Schools should always make use of alternatives to fixed term exclusions/suspension and make permanent exclusion a last resort.

Placing children in long term alternative education without appropriate mentoring of attendance, attainment, progress and welfare is not advisable. The VSH should be able to help schools review personal education plans for children in care. 

Supporting engagement to avoid exclusion and plan an alternative

Proper engagement by the VSH and the child’s school with the personal education planning process can provide an early warning signal. It is key to spot where the young person's engagement is dropping and allow the risk of exclusion to be better managed before the risk becomes a reality.

The NEU thinks that Head teachers should, as far as possible, avoid excluding any looked-after child. VSHs should try and check that carers and social workers all know where to seek advice and help about their role in supporting engagement with school and positive relationships, and who they can talk to.

No looked after child should be subject to a permanent exclusion before social workers, carers, VSH has had a chance to meet together with the school and concierge alternatives.

The proportion of looked after children with SEND is higher than among the non-looked after cohort and more of those with SEND a have an education health and care plan. The goal should be to coordinate the EHCP With the PEP to describe how the child's holistic needs are being met. Children in care are 10 times more likely to have an EHCP or statement of SEN. 

Emotional health and well being

Around one half of children in care have diagnosable mental health and wellbeing issues. They are more likely to be involved in risk taking behaviours.

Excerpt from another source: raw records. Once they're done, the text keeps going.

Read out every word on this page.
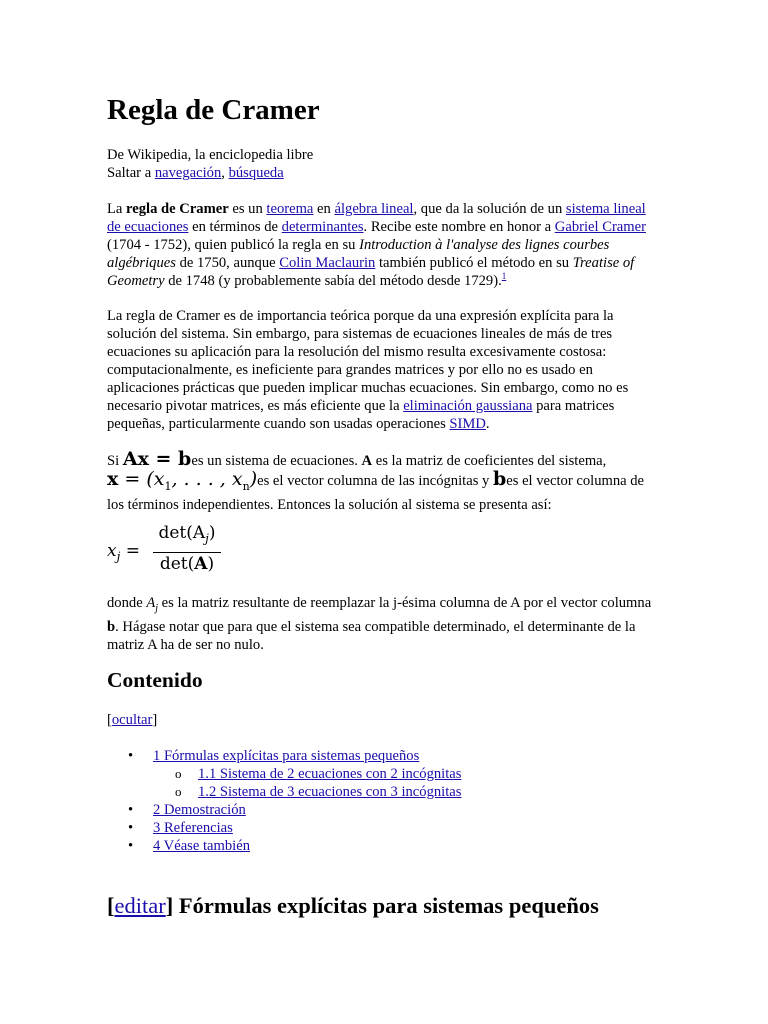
Regla de Cramer

De Wikipedia, la enciclopedia libre
Saltar a navegación, búsqueda

La regla de Cramer es un teorema en álgebra lineal, que da la solución de un sistema lineal de ecuaciones en términos de determinantes. Recibe este nombre en honor a Gabriel Cramer (1704 - 1752), quien publicó la regla en su Introduction à l'analyse des lignes courbes algébriques de 1750, aunque Colin Maclaurin también publicó el método en su Treatise of Geometry de 1748 (y probablemente sabía del método desde 1729).$^1$

La regla de Cramer es de importancia teórica porque da una expresión explícita para la solución del sistema. Sin embargo, para sistemas de ecuaciones lineales de más de tres ecuaciones su aplicación para la resolución del mismo resulta excesivamente costosa: computacionalmente, es ineficiente para grandes matrices y por ello no es usado en aplicaciones prácticas que pueden implicar muchas ecuaciones. Sin embargo, como no es necesario pivotar matrices, es más eficiente que la eliminación gaussiana para matrices pequeñas, particularmente cuando son usadas operaciones SIMD.

Si Ax = bes un sistema de ecuaciones. A es la matriz de coeficientes del sistema,
$x = (x_1$, . . . , $x_n)es$ el vector columna de las incógnitas y bes el vector columna de los términos independientes. Entonces la solución al sistema se presenta así:

$x_j$ =
$\det(A_j)$
det(A)

donde $A_j$ es la matriz resultante de reemplazar la j-ésima columna de A por el vector columna b. Hágase notar que para que el sistema sea compatible determinado, el determinante de la matriz A ha de ser no nulo.

Contenido

[ocultar]

• 1 Fórmulas explícitas para sistemas pequeños
o 1.1 Sistema de 2 ecuaciones con 2 incógnitas
o 1.2 Sistema de 3 ecuaciones con 3 incógnitas
• 2 Demostración
• 3 Referencias
• 4 Véase también
[editar] Fórmulas explícitas para sistemas pequeños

The health and emotional well-being of a child has a significant impact on their attainment and progress. Where schools make use of a specific tool to assess emotional health and wellbeing, then the VSH may be well advised to make use of this existing evidence rather than requiring a separate assessment. Some children may have had undiagnosed special needs when they started to be looked after.

A focus on emotional health and wellbeing is recommended within the personal education planning. Staff should be given access to training about the implications of the early abuse or neglect often experienced by looked after children.

Considerations for School Leaders

School leaders take a range of interesting and different approaches to preventing exclusions from school. Research by the RSA (Pinball Kids, Preventing School Exclusions, March 2020) suggests these are the key considerations to action:-

  • How can you strengthen pastoral structures?
  • Can you employ primary- trained specialists in your secondary school?
  • How can you engage other professionals to support your core staff team? Can you co-locate mental health, social care, speech and language therapists and other professionals on site at school bringing their support closer to your staff and pupils?
  • Do you engage carers as partners in education?
  • Do you actively promote diversity within your school?
  • Have you reviewed your behaviour policy with inclusion in mind?

Effects of trauma

The experience of trauma, loss and attachment difficulties can have long lasting effects on how children and young people relate to others, even if these new relationships are safe and positive. These experiences can lead to behavioural, emotional and mental health difficulties.

Trauma has been linked to a number of behaviours which can be challenging in school including lack of emotional control, poor organisational and planning skills, problems with working memory and difficult beginning new activities and transitioning between activities.

None of these are deliberate on the part of the young person. This is not to excuse such behaviours but to seek to explain them. Young people can overcome trauma with support from loving care-givers and an effective, secure, nurturing educational placement.

It is important to raise awareness of the evidence about the impacts of trauma among all school staff but this must be in advance of pressing for specialist training and support for the practitioners working directly with the child.